15. The system of claim 8, wherein the system further comprises a notification component and a flow control component,

wherein the notification component is configured to send a signal when the monitoring component detects that the quality of the water is compromised or a leak is present in at least one of the first circulation loop and the second circulation loop, and

wherein the flow control component is configured to prevent the water from returning to the water source when the monitoring component detects that the water quality is compromised or the leak is present in at least one of the first circulation loop and the second circulation loop.

16. The system of claim 8, further comprising at least one heat pump coupled to the second circulation loop for providing heat transfer between the heat exchange fluid and the space to be heated or cooled.

17. The system of claim 8, wherein the heat exchanger is a double-walled heat exchanger, wherein the first circulation loop and the second circulation loop are separated by at least one air chamber in the double-walled heat exchanger, and wherein the monitoring component monitors for the leak integrity within the at least one air chamber.

18. A heat exchanger for a geothermal heating and cooling system, the heat exchanger comprising:

a first circulation loop;

a second circulation loop;

at least one air chamber between the first circulation loop and the second circulation loop; and

a monitoring component positioned in the at least one air chamber, the monitoring component configured to detect at least one of: a presence of fluid in the at least one air chamber, and a change of pressure in the at least one air chamber.

19. The heat exchanger of claim 18, wherein the heat exchanger is a plate-and-frame heat exchanger, wherein the first circulation loop comprises a first series of plates, and wherein the second circulation loop comprises a second series of plates in alternating configuration with the first series of plates.

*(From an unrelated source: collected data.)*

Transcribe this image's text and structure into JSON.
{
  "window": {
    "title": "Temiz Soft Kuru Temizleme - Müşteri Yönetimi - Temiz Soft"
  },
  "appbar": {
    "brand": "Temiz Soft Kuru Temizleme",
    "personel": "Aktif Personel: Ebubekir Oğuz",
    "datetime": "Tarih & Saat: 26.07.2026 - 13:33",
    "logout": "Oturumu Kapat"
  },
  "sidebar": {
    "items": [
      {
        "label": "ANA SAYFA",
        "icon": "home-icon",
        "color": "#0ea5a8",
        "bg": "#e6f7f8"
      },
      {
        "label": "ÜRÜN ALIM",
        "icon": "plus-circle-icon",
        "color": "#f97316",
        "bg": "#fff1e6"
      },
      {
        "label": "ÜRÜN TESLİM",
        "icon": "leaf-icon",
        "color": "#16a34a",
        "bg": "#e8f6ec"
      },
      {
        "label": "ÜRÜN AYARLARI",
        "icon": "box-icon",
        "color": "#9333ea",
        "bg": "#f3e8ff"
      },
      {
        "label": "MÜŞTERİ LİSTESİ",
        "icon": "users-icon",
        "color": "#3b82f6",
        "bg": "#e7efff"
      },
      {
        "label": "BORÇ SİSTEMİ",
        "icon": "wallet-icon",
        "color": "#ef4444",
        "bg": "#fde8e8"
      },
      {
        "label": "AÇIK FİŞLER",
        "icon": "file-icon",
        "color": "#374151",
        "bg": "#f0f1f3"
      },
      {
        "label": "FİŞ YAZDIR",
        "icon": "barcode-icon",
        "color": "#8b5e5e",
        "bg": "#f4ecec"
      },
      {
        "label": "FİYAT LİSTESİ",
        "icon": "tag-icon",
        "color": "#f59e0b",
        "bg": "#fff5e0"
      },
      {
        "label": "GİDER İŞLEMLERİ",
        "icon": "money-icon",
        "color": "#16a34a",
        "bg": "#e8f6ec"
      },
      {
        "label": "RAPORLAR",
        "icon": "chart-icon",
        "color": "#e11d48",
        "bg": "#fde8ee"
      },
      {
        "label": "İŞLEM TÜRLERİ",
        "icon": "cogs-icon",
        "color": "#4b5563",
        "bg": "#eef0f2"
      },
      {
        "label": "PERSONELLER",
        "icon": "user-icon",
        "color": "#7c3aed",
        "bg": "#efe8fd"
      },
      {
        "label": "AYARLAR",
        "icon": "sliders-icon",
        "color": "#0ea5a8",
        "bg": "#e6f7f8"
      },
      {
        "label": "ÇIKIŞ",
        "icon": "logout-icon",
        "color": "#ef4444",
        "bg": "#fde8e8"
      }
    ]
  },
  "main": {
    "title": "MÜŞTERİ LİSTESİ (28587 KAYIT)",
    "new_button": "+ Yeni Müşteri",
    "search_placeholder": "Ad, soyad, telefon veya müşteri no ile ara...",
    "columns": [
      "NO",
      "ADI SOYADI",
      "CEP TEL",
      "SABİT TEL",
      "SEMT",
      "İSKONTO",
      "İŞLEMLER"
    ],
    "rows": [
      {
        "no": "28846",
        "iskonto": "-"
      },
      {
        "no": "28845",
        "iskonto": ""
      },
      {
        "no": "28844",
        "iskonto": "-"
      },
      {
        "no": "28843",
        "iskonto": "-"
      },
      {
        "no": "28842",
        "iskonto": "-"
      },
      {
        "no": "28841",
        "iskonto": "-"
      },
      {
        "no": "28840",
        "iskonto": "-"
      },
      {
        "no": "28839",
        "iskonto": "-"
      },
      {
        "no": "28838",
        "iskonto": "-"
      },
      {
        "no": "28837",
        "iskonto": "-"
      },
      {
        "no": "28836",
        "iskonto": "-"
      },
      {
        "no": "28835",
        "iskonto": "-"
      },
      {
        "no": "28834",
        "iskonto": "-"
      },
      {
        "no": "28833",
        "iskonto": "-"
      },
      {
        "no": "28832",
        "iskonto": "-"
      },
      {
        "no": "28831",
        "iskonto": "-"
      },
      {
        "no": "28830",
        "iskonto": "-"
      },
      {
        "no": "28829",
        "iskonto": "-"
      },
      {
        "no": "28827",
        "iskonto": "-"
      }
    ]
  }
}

20. The heat exchanger of claim 19, wherein the at least one air chamber is pressurized, and wherein the monitoring component monitors for the change of pressure in the at least one air gap using at least one pressure sensor.

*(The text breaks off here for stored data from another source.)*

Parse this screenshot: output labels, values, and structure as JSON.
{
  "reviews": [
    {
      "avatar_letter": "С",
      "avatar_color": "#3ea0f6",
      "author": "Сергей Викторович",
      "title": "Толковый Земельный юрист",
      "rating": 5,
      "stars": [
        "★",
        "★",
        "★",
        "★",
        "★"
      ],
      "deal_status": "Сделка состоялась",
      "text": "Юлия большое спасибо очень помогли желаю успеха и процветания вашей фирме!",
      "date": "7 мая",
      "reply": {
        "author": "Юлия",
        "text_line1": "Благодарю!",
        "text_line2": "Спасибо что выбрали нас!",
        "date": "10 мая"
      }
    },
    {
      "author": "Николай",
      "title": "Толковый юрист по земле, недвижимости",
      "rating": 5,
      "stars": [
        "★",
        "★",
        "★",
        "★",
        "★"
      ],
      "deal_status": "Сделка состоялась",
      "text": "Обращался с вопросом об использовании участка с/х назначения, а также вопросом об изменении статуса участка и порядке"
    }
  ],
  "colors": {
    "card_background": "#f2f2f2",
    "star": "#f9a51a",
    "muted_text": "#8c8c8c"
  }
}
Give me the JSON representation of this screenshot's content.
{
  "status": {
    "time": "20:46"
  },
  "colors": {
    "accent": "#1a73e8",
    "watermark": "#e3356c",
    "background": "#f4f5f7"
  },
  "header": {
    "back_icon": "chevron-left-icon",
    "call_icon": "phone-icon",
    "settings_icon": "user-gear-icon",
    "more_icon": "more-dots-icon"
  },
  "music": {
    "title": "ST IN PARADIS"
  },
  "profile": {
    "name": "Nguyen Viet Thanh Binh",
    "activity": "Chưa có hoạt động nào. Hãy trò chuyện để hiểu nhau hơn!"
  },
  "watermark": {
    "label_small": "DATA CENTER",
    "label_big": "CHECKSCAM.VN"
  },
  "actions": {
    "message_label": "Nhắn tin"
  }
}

21. The heat exchanger of claim 18, wherein the monitoring component monitors for the presence of fluid in the at least one air chamber using at least one of a humidity sensor and a fluid detection sensor.

22. A method for geothermal heating and cooling, the method comprising:

providing a water source;

providing a heat exchanger;

coupling a first circulation loop to the heat exchanger and to the water source;

coupling a second circulation loop to the heat exchanger and extending the second circulation loop proximate to a space to be heated or cooled;

coupling a heat pump to the second circulation loop for exchanging heat between a heat exchange fluid in the second circulation loop and the space to be heated or cooled; and

providing a monitoring component configured to monitor for at least one of: quality of the water, and integrity of at least one of the first circulation loop and the second circulation loop.

23. The method of claim 22, wherein the monitoring component monitors the integrity of at least one of the first circulation loop and the second circulation loop using at least one of:

a pressure sensor coupled to the heat exchanger; and

a fluid detection sensor coupled to the heat exchanger.

24. The method of claim 22, wherein the monitoring component monitors the quality of the water, and wherein monitoring the quality of the water comprises monitoring for:

changes in temperature;

a presence of contaminants; and

a presence of biologics and pathogens.

25. The method of claim 22, further comprising providing a temperature sensor coupled to the water source downstream of the first circulation loop, and measuring changes in temperature of the water.

26. The method of claim 25, further comprising:

coupling a junction comprising a valve to the first circulation loop;

coupling the junction to a diffusion well;

determining the integrity of at least one of the first circulation loop and the second circulation loop is compromised; and

operating the valve to divert at least a portion of the water in the first circulation loop to the diffusion well to prevent the at least a portion of the water from returning to the water source.